Sábado.7 de octubre de 2006 1907 visitas Sin comentarios
Sin Permiso #TITRE

Sin Permiso

Pepe Gutiérrez

La derecha que grita ahora por las calles de Budapest, “¡56!, ¡56!”, tiene la memoria muy selectiva. De entrada porque antes del 56 hubieron otras fechas, por ejemplo, 1919, cuando el pueblo trabajador húngaro trató de superar los ciclos de opresión y guerra (Hungría fue un campo de batalla especialmente cruento durante la “Gran Guerra”, aquélla que se vendió como la guerra que iba a acabar con todas las guerras). Y entre medio, el régimen militar-fascista del almirante Horthy que creó campos de concentración para los “comunistas” mucho antes que Hitler, que se identificó plenamente con el partido nazi, y que acabó metiendo a Hungría en otra guerra. La derecha no lo recuerda, pero en el curso de esta guerra, el régimen pronazi hizo lo posible por contribuir al judeocidio...

Por eso cuando los comunistas -apoyados en las bayonetas del Ejército Rojo-, tomaron el poder, nadie protestó por la nacionalización de la industria y de la banca, por la reforma agraria. El socialismo nunca fue el problema. Cierto que el socialismo era escaso y la policía mucha, pero tampoco hay socialismo ahora. El presidente Ferenc Gyursány, representa a una izquierda en relación a la derecha más recalcitrante, pero es incapaz de cumplir su programa, y por eso ha de mentir. Claro que si es por mentiras, Bush podría estar preso en Guantánamo, y Berlusconi podía figurar como alguien que no ha dicho una verdad en su vida. Como Aznar.

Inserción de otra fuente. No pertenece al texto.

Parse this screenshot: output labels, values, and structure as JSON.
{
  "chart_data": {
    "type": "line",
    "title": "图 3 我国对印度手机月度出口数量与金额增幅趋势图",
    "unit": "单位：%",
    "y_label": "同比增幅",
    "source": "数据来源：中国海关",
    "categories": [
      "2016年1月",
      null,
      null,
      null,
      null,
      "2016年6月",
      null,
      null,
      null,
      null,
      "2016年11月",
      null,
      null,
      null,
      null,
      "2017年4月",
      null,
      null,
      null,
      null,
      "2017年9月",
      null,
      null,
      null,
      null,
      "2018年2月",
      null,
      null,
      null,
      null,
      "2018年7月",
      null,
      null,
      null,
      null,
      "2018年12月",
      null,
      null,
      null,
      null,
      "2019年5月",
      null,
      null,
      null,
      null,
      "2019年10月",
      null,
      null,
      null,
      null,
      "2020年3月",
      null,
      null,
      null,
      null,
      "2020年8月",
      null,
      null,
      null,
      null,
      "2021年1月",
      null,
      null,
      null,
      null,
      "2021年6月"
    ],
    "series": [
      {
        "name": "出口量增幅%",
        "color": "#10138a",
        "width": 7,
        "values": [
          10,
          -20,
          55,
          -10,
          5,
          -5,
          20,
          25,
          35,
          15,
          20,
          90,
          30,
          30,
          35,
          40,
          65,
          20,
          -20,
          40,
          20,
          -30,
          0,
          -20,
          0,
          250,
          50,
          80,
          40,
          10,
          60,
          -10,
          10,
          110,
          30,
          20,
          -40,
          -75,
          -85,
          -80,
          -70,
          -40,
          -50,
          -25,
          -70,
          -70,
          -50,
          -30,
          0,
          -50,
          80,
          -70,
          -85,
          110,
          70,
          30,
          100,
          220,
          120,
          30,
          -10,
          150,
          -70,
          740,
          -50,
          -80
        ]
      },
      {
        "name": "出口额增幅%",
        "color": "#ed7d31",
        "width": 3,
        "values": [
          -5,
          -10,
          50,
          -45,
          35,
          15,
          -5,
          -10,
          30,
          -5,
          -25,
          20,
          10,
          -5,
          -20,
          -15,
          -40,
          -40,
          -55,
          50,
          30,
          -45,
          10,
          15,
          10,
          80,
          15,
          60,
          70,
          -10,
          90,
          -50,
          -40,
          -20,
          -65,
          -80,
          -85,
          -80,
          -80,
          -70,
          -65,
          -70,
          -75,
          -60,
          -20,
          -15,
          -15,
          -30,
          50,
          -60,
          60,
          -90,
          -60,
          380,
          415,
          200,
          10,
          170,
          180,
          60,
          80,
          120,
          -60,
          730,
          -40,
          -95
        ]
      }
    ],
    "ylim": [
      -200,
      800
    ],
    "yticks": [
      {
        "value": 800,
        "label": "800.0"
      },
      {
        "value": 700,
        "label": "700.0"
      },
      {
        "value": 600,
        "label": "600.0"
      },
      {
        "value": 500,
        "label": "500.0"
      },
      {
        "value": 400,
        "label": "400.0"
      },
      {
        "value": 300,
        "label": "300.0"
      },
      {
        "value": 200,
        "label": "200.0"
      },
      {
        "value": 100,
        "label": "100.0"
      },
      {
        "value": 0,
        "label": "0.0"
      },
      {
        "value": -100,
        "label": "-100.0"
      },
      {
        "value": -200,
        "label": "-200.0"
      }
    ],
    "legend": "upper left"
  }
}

En el 56, la mayoría de la población húngara no cuestionaba el socialismo, todo lo contrario. Lo quería completo, es decir con independencia nacional y con libertad. Su punto de partida fue la muerte del Zar Stalin, ocurrida el 6 de marzo de 1953, y el destronamiento de sus estatuas llegaría a ser la “foto” que mejor representó la revolución de Octubre... El mismo 1953 hubo una revuelta de obreros en Alemania del Este, y otra mucho menos conocida en Checoslovaquia, y ambas fueron rápidamente aplastadas.

Brecht comentó amargamente que si el que se equivocaba era el pueblo, pues habría que cambiarlo. Pero el pueblo no se equivocaba, se equivocaba el partido que “dirigía” al pueblo siguiendo el esquema estalinista del mando único, del verticalismo burocrático. En junio de 1956, la revuelta estalló en Poznan, Polonia, los trabajadores impusieron el control obrero, subieron los sueldos y bajaron los precios. Según se extendía la huelga, miles de personas salían a las calles y un levantamiento a gran escala tomó la ciudad. Los gritos de “Libertad y Pan” y de “Rusos fuera” sólo fueron silenciados por los tanques... y por un acuerdo en las alturas con el “reformista” Gomulka. Éste impondría una “liberalización”, pero bajo el control del partido.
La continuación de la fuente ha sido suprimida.